Tuesday, December 19, 2017

The Jaysome Heart

“Excuse me?”

There are places that are not places as much as ideas. Concepts made into other things. There are words that are too limited for the telling. It is an Else, and not as far from the world as people think it is.

The creature in the room turns slowly. Other things turn. There are pins through his body. Sometimes he has teeth. The walls have chains that know him. A wind blows through the room fit to chill shadows to their bones.

The boy standing in the room is eleven. And very cross, even for eleven. “You took my box. I got that as a gift for Charlie,” he says firmly.

“You know not where you are.” The man-thing’s voice is a whisper containing screams. Pain is a glee that burns in too-human eyes. “This is not for you,” he hisses.

The chains move. Drawn by words as much as tone. There is a lashing out.

The boy stands, unharmed. He blinks. “Tickling? I get tickled a lot by Charlie and Honcho you know!”

The man-thing smiles, and the smile is a twisting of the world. There are smiles that were never smiles at all. His is close to the root of them all. “You are foolish. That is not the same as brave.” The creature moves slowly. It is never fast. It never needs to be fast.

“Uhm! You have pins in your body all over and you’re calling me foolish?” The boy stares, mouth agape in shock. “Those are some really bad bindings you know, and –.”

“Bindings.
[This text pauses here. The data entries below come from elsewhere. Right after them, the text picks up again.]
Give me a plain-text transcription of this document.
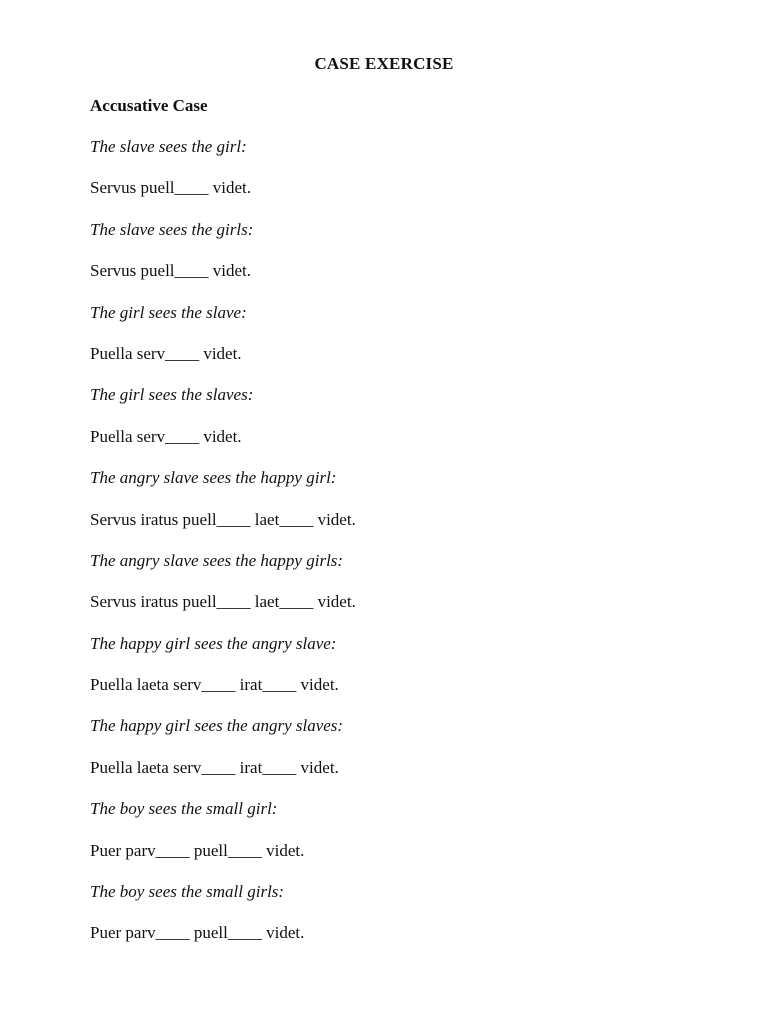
CASE EXERCISE
Accusative Case
The slave sees the girl:
Servus puell____ videt.
The slave sees the girls:
Servus puell____ videt.
The girl sees the slave:
Puella serv____ videt.
The girl sees the slaves:
Puella serv____ videt.
The angry slave sees the happy girl:
Servus iratus puell____ laet____ videt.
The angry slave sees the happy girls:
Servus iratus puell____ laet____ videt.
The happy girl sees the angry slave:
Puella laeta serv____ irat____ videt.
The happy girl sees the angry slaves:
Puella laeta serv____ irat____ videt.
The boy sees the small girl:
Puer parv____ puell____ videt.
The boy sees the small girls:
Puer parv____ puell____ videt.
Heh.” The laugh is just the word, flat. “We explore the edges beyond the known; we are beyond bindings.”

The boy scratches his head. “But you’re bound to the box.” It is a statement with no question contained within it; the boy knows bindings.

“There are rules,” the creature whispers, something kin to fury in his face.

“A rule is a binding,” the boy says patiently. “I know you think you’re a monster because you’re all confusled, but you’re not.”

The man with pins for heads laughs, then, and the laughter causes every chain to tremble into chimes that ache the spirit. “You think I am not a monster?” he asks finally.

“Nope. Cuz you’re not sure where pain ends and pleasure begins and you’ve made them into this? And you’re kinda cute pretending bindings aren’t bindings, but I’m a Jay and I’m really good at those!”

“You are known” The creature gestures. The way into this place breaks the world. The ways deeper from this place terrify even it. “And waited. And claimed.”

Jay waves into the other place. “Hi!”

The way shivers, and sunders apart. Every chain in the room rusts between moments.

“Man.” The boy lets out huge sigh. “I’m really big you know, even for a Jay. But there’s parts of me I don’t let get big, and you had to try and open one and now I’m going to probably forget this cuz it’s not jaysome to remember? And sometimes I don’t like having to forget. Sometimes –.”

The man-thing does not move, but every pin in his body vibrates to some unseen note. He makes a noise he’s never made before.

“Sometimes it’s hard to keep forgetting, but it’s really important too. To be jaysome. And not a monster. That is important.”

“Eh. Eh. Eh,” the man-thing breathes, gulping air. Shaking. “What are you?”

“I’m Jay, but you knew that. Only you didn’t know it.” The boy holds out a hand, and the box is in it. “And I’m giving this to Charlie as a gift because sometimes oopses work like that. And I might even open it, but you won’t come.”

“We must.”

“But then you’d meet me. I’d have to be a monster to stop you. And I don’t want to do that,” Jay says, and the creature shutters at the calm words. “You took the box from me, and that was almost smart. But you couldn’t hide it and I’m sorry but you won’t come,” and the words are still calm, but there is an emptiness beyond truth to them, a certainty deeper than the place the man-thing calls its dwelling.

The boy vanishes a moment later. Moves somewhere else, with the same unconscious ease with which he came here.

The man with pins in his body stands in the place of power, in the oldest temple his kind know of, and tastes nothing in the air but the half-alien stench of his own fear.

The box opens. Some days later.

He does not go. Even for his kind, it has a cost. And he pays. And he pays. And he pays.

Because he knows all there is of pain and pleasure, but the boy called Jay will some day know all of sadness, and that runs deeper than anything a Cenobite can reach.